Il FAI lancia 'A porte aperte', un'iniziativa finanziata dal Ministero del Lavoro per rendere il patrimonio culturale accessibile a studenti, famiglie e persone in condizioni di fragilità, con attività educative e formative fino a ottobre 2027.

La Redazione ·8 settembre 2026 12:05 ·4 min di lettura

Il Fondo per l'Ambiente Italiano (FAI) ha dato il via a "A porte aperte. Nuove prospettive per un patrimonio culturale inclusivo e accessibile a tutti", un progetto ambizioso che mira a democratizzare l'accesso alla cultura e al patrimonio storico-artistico del nostro Paese.
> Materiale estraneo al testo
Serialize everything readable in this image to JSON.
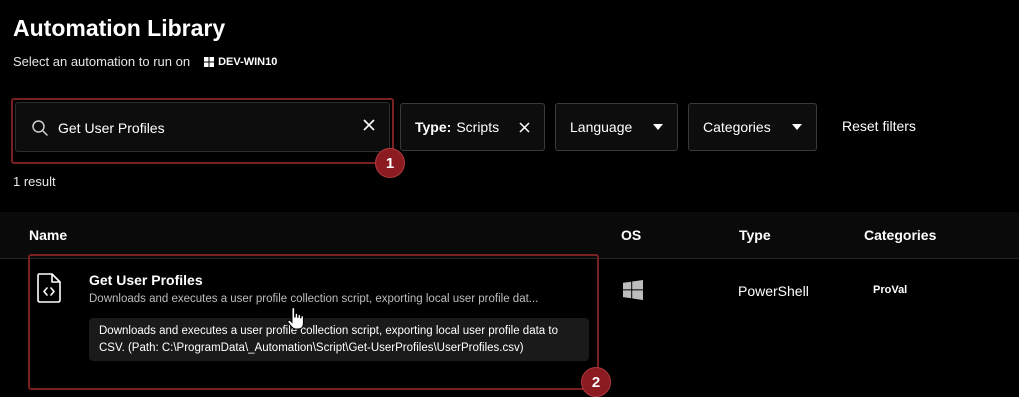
{
  "page": {
    "title": "Automation Library",
    "subtitle": "Select an automation to run on",
    "device": "DEV-WIN10"
  },
  "search": {
    "value": "Get User Profiles",
    "placeholder": ""
  },
  "filters": {
    "type_label": "Type:",
    "type_value": "Scripts",
    "language": "Language",
    "categories": "Categories",
    "reset": "Reset filters"
  },
  "results": {
    "count_text": "1 result"
  },
  "table": {
    "headers": [
      "Name",
      "OS",
      "Type",
      "Categories"
    ],
    "rows": [
      {
        "name": "Get User Profiles",
        "description": "Downloads and executes a user profile collection script, exporting local user profile dat...",
        "tooltip": "Downloads and executes a user profile collection script, exporting local user profile data to CSV. (Path: C:\\ProgramData\\_Automation\\Script\\Get-UserProfiles\\UserProfiles.csv)",
        "os_icon": "windows-icon",
        "type": "PowerShell",
        "category": "ProVal"
      }
    ]
  },
  "annotations": {
    "step1": "1",
    "step2": "2"
  },
  "colors": {
    "background": "#000000",
    "annotation": "#8b1b20",
    "tooltip_bg": "#1a1a1a"
  }
}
L'iniziativa, nata ad aprile 2026 e destinata a proseguire fino a ottobre 2027, è finanziata dal Ministero del Lavoro e delle Politiche Sociali e rappresenta un passo significativo verso una società più equa, dove la bellezza e la conoscenza siano davvero a disposizione di tutti i cittadini, senza distinzioni.

Al centro di "A porte aperte" vi è la convinzione che la cultura non sia un privilegio, ma un diritto fondamentale e un potente motore di crescita personale e collettiva. L'obiettivo principale è ridurre le barriere – siano esse cognitive, socioeconomiche, fisiche o linguistiche – che spesso impediscono a molte persone di fruire appieno del patrimonio culturale. Promuovere la cultura in questo senso significa stimolare l'autonomia, favorire il dialogo e incoraggiare una crescita condivisa, elementi essenziali per il benessere della comunità.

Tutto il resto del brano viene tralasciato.